Psycho: Consider that baseball may be the major pro sports equivalent of the great suspense-film director, Alfred Hitchcock. The art of building tension and the jumpy anticipation of alternate outcomes are keys to enjoyment for both art forms. Now imagine, back in the day, if producers of the movie Psycho felt the Hitch classic was about six minutes too long, so they went and suggested that maybe he could save time by having that guy Norman Bates enter the bathroom and start hacking away at Janet Leigh while she was leaning into the bathtub to set the water temperature. “We need to save some time.” The end result would be the same, but surely something integral would have been missing for true fans of the genre. Baseball becomes that producer.
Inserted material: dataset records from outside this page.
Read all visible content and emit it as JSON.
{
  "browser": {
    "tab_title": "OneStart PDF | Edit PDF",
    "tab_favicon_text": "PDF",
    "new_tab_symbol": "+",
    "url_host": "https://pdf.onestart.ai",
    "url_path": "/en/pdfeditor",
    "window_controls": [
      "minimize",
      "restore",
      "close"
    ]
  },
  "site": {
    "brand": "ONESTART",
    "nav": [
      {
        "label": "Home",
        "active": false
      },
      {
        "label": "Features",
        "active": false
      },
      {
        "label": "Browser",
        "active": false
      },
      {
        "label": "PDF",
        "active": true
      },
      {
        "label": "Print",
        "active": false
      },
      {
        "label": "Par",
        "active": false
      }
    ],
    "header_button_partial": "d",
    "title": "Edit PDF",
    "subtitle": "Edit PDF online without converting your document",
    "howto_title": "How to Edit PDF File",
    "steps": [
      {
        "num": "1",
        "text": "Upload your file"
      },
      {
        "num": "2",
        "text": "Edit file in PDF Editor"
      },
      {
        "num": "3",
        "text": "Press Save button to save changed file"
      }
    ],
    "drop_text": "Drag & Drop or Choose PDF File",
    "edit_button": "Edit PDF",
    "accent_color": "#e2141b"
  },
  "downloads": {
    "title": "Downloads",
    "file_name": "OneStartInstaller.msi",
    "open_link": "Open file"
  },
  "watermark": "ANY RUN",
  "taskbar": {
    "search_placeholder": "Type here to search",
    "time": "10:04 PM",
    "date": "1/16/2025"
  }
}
Griff’s Suggested Solutions: Shut the pitch clock down from the eighth inning on. Use it for the first seven innings to get the game to its final chapter, then let the result play itself out over the last two innings and extra frames, with the managers, the pitchers and the hitters deciding the outcome. Seven innings of clock would already save 78-percent of the time that MLB is looking to pare off the game and still give late-inning drama some room to breathe and be epic.
Sure, you can blithely insist something bad will never happen. It never does in life until it does. You can point out, hey, the Bautista homer in 2015 was in the seventh inning, but in the big picture, we know that glitches and hiccups are possible — nay, inevitable — and that no matter how compelling would be the entirety of an affected series, if a post-season game were to be decided on a pitch-clock violation, that would remain the only aspect for which that series was remembered.
And for pseudo-purists that say you can’t have different rules for different stages of a game, a reminder the NFL keeps its game clock running on out of bounds plays until the final five minutes of each half at which time the clock stops whenever a player runs out of bounds and starts again at the snap of the ball. And, although it’s unofficial, we know that NHL referees, late in games, and playoff OTs, put away their whistles for minor infractions in order to let the drama play out.
Final advice for MLB, to borrow from your own slogan of a couple of years ago, once the games get to the eighth inning and beyond, “Let the Kids play!”
Seth, Someone is paying MLB star players between $25-35 million while debates go on about whether the NHLs best players are worth $12M. Clearly somebody likes baseball.
The major point of the column is not supposed to be whether the players can become used to the new rules, instead it is the effect it has on the unfolding drama among fans. The pitch clock and limited pitcher disengagements of the rubber certainly allow time for the game, but I am thinking of the game-within-the-game at crunch time in the 8th inning and beyond.